Lectura: Salmo 99:1-9.
Este salmo está analizando cómo es nuestro Dios. El énfasis está puesto en su santidad. Tres veces repite la frase: “Él es santo” (99:3, 5, 9). El trono de Dios está fundado sobre la santidad y la justicia. “¡El Señor es Rey! ¡Que tiemblen las naciones! Está sentado en su trono, entre los querubines. ¡Que se estremezca toda la tierra!” (99:1. NTV). “Dios es grande y temible” (99:3). En este contexto de su santidad, Dios trata con el pecado: “Rey poderoso, amante de la justicia, tú has establecido la imparcialidad. Has actuado con justicia y con rectitud en todo Israel” (99:4). En principio, nos gusta la idea de que Dios sea santo y justo e imparcial en sus juicios, aunque, esto es, hasta que nos llega a nosotros. ¡Queremos que sea justo con el pecado de los demás, pero misericordioso con el nuestro! No obstante, como hemos dicho, Dios es imparcial: “Rey poderoso, amante de la justicia, tú has establecido la imparcialidad. Has actuado con justicia” (99:4, NTV). La justicia exige que suframos las consecuencias de nuestros actos.
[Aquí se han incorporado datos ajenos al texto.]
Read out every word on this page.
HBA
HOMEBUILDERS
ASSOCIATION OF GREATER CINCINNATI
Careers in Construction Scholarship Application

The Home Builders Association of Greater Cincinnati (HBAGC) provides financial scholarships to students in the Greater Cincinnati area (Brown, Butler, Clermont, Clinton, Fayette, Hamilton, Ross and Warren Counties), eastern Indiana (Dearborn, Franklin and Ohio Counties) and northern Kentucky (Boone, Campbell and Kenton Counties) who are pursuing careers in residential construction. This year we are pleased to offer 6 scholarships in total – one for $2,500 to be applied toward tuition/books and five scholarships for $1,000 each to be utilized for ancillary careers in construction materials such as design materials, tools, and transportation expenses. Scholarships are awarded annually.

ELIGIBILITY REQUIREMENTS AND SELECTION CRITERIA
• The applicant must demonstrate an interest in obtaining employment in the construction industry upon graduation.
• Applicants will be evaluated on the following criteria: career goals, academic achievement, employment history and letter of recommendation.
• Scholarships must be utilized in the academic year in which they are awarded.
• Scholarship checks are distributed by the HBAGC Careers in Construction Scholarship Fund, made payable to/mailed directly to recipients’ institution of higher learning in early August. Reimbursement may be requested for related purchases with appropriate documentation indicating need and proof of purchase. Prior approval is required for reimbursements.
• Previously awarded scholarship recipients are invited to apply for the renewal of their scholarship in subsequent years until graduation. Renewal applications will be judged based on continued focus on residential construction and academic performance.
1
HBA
La justicia de Dios es lo que vemos reflejado en el versículo que encabeza nuestra meditación: “Oh Jehová Dios nuestro, Tú mismo les respondías, fuiste para ellos un Dios perdonador, aunque vindicador de sus delitos”. La buena noticia es que Dios perdona nuestros pecados cuando los confesamos. La mala noticia es que sufrimos las consecuencias en nuestra vida ahora. Si somos imprudentes, por ejemplo, al conducir, podemos tener un accidente. Dios puede perdonar nuestra imprudencia, pero el coche queda estropeado. Dios puede perdonar el pecado de una mujer infiel a su marido, pero todavía puede quedarse embarazada.
Dios es justo en los castigos. Siempre son para nuestra corrección y disciplina. Y sus castigos vienen mitigados por su misericordia. Las consecuencias de nuestro pecado son las lógicas, y pueden ser duras, pero nos benefician a la larga: “Es verdad que ninguna disciplina al presente parece ser causa de gozo, sino de tristeza; pero después da fruto apacible de justicia a los que en ella han sido ejercitados” (Heb. 12:11). Tenemos que reconocer que el castigo es justo; no somos las víctimas del azar. Lo cierto es que estos castigos son justamente lo que necesitamos para poder enderezarnos. Contribuyen a nuestra santificación: “Yo solía desviarme, hasta que me disciplinaste; pero ahora sigo de cerca tu palabra… El sufrimiento me hizo bien, porque me enseñó a prestar atención a tus decretos… Señor, sé que tus ordenanzas son justas; me disciplinaste porque lo necesitaba. Ahora deja que tu amor inagotable me consuele, tal como le prometiste a este siervo tuyo. Rodéame con tus tiernas misericordias, para que viva, porque tus enseñanzas son mi deleite” (Salmo 119:67, 71, 75-77, NTV). Amén.